Aston Martin is hunting wild bulls.
It’s due to come Down Under, priced from $428,400 before on-road costs.
UPDATE, 11:50am 02/03/2022 – Pricing for the DBX has been added to this story.
Sent to all four wheels through a new nine-speed wet clutch transmission, those swollen outputs – up 115kW and 200Nm on the regular DBX – help catapult the DBX707 to 100km/h in just 3.3 seconds from standstill.
That makes it faster than an Urus (3.6 seconds) in a straight line, and puts it in line with the Porsche Cayenne Turbo GT.
Stopping the DBX707 is the job of 420mm front and 390mm rear carbon ceramic brakes, gripped by six-piston calipers.
All told, the new braking system cuts a massive 40kg of unsprung mass from the regular DBX, and Aston Martin says cooling has been optimised with new vents and underfloor vanes. 22-inch alloy wheels are standard, a set of 23s are optional.
Under the skin, the air suspension system has been retuned to better manage vertical movement, along with pitch under heavy throttle and squat under heavy braking, for better performance. Also retuned is the active anti-roll system.

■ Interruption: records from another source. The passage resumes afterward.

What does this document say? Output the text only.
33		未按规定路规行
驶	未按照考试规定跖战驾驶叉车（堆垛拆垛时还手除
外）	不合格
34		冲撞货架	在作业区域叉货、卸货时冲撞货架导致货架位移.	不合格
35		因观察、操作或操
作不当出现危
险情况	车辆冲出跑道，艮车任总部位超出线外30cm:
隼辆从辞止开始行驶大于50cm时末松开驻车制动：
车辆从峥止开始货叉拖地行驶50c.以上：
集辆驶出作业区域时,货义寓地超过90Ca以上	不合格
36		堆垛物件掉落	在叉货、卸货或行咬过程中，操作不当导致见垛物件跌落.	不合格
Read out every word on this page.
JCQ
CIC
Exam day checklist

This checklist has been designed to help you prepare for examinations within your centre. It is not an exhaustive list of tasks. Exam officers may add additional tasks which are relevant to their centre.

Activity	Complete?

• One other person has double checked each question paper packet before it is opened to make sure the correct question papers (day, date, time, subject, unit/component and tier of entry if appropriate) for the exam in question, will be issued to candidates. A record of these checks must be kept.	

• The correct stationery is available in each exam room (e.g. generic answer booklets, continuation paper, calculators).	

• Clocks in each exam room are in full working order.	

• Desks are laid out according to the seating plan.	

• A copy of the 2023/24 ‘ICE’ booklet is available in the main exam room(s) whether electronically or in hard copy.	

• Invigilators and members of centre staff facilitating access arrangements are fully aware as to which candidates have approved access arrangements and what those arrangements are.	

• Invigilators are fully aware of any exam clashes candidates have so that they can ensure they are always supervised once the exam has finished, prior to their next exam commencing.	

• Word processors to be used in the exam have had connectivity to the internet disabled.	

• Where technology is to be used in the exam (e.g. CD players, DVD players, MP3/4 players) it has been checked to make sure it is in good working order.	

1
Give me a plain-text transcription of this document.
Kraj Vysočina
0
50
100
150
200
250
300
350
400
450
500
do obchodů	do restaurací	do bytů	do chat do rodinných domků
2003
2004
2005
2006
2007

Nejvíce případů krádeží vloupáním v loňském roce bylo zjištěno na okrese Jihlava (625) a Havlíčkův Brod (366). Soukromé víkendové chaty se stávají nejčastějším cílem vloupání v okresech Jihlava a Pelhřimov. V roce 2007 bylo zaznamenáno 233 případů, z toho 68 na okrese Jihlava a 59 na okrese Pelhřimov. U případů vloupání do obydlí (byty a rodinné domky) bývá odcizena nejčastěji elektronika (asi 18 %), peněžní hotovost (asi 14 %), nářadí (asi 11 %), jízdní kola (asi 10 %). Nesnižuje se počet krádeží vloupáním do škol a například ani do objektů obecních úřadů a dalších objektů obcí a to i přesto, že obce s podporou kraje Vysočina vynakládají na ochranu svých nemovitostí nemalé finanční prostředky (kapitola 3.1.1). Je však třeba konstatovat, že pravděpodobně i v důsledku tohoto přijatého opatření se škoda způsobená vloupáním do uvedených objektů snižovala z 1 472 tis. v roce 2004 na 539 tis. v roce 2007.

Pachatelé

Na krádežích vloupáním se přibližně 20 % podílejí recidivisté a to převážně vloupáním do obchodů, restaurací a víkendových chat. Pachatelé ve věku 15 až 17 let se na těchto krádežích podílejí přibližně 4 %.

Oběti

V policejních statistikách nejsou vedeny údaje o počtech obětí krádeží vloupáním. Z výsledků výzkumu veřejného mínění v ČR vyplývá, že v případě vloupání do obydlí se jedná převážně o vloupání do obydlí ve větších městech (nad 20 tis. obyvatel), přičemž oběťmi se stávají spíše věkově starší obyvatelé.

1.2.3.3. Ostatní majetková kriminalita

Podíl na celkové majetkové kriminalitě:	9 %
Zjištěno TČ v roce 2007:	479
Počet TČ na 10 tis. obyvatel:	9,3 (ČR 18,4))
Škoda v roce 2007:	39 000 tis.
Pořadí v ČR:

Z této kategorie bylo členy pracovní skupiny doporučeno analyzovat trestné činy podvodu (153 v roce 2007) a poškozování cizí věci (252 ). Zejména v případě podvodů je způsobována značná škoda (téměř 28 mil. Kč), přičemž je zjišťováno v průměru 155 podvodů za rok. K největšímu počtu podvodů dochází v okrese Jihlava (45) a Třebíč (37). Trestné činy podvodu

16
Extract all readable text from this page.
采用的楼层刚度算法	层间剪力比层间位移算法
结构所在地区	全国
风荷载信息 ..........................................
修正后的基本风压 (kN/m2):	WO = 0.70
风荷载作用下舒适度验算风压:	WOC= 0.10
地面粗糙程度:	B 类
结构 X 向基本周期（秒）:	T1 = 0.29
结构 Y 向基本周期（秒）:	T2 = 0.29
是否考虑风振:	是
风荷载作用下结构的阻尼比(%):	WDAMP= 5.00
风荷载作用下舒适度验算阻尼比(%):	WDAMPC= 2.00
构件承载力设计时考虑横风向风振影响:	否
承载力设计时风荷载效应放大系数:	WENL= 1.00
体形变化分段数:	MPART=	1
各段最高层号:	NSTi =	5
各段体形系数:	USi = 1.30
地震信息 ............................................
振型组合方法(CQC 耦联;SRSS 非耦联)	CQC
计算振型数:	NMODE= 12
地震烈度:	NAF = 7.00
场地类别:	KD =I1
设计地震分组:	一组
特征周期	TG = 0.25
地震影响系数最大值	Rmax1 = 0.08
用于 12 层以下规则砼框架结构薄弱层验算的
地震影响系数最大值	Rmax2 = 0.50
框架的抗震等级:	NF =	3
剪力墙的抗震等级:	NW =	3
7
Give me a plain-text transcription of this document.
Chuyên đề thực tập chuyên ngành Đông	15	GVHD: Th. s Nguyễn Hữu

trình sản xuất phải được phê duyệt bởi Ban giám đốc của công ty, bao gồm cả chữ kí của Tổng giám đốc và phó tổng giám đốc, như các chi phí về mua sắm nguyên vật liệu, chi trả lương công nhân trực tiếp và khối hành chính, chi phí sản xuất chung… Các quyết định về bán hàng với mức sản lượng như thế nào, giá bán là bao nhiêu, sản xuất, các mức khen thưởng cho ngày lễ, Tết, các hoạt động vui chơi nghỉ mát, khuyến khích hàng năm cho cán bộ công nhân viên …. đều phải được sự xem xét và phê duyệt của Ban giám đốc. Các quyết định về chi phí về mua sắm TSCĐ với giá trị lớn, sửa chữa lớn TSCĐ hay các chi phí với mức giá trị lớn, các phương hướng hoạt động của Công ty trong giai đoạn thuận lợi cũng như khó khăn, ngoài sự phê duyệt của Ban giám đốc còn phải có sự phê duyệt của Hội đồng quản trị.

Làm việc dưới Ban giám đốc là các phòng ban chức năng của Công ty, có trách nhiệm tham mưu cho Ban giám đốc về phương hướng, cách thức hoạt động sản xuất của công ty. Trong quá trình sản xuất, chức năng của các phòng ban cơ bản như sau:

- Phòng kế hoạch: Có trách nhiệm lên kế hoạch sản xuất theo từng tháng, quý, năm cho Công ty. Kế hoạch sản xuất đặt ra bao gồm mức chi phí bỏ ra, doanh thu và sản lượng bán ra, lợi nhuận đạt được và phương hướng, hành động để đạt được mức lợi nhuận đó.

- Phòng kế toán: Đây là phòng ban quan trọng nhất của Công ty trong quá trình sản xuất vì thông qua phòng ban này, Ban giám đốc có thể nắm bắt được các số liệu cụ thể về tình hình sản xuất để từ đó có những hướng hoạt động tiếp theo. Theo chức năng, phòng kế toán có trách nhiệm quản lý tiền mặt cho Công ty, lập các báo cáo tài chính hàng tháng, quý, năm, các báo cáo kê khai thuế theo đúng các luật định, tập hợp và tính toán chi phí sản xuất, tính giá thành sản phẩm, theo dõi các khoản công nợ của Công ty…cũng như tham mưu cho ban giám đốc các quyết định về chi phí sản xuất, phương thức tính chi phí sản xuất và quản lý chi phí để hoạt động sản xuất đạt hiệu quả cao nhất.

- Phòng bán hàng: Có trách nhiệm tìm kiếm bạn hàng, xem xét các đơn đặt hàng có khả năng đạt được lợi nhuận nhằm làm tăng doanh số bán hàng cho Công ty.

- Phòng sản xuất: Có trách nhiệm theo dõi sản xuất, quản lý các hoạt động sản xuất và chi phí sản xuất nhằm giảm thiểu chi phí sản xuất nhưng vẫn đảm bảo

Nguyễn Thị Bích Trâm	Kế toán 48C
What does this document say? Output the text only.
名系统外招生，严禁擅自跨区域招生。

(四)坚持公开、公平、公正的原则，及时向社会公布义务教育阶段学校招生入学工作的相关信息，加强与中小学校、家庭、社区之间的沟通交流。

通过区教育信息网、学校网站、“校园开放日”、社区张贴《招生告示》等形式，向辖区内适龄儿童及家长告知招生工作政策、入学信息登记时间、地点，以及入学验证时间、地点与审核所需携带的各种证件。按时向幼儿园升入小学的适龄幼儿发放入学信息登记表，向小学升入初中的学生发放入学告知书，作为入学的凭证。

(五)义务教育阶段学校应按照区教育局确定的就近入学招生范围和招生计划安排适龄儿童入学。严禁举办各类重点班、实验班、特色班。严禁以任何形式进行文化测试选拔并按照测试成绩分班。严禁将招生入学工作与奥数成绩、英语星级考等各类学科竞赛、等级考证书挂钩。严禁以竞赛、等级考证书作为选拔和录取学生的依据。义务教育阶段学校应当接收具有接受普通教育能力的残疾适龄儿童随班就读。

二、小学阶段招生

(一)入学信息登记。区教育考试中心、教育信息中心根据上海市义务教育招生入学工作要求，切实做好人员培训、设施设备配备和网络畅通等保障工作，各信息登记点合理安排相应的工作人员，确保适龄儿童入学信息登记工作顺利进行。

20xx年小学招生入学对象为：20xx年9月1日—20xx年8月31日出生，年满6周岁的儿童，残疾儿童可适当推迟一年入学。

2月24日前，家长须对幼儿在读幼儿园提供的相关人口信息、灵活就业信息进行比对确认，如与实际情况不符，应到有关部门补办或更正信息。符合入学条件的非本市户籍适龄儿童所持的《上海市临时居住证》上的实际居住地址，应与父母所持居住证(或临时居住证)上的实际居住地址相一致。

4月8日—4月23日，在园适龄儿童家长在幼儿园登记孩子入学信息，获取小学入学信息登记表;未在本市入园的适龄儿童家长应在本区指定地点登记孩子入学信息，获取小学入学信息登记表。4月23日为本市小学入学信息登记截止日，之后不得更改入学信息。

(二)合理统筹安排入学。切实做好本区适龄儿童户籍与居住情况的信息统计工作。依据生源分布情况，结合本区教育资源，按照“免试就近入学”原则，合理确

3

Aston Martin says the electric power steering has been adjusted to improve steering feel, building pressure more quickly off centre to give the driver a better idea of what’s happening as load builds at speed.
“Creating the ultimate SUV presented formidable challenges for our engineering team. Too often this class of car is characterised by a thuggish obsession with brute force,” said Aston Martin head of vehicle engineering, Drummond Jacoy.
“With DBX707 our objective was to match immense performance with impeccable control and precision, combined with an authentic sporting character essential in every Aston Martin model.”
Inside, the centre console is lower than in the standard DBX, and there’s a special drive mode switch on the dash to stop drivers having to dig through the infotainment system to unlock the car’s full potential.
Externally, you won’t miss the 707. The grille has pronounced horizontal vanes, and there’s a prominent chin spoiler jutting out. There’s also a conspicuous rear diffuser, to help create “a more aggressive stance and greater muscularity”.
Along with the extensive range of standard colours, trims, and wheel designs, the teams at Q by Aston Martin is able to further customise the DBX to unique (or strange) tastes.
Global production will kick off during the first quarter of 2022, with deliveries to start in the second quarter.
Local timing hasn’t been confirmed, nor has pricing.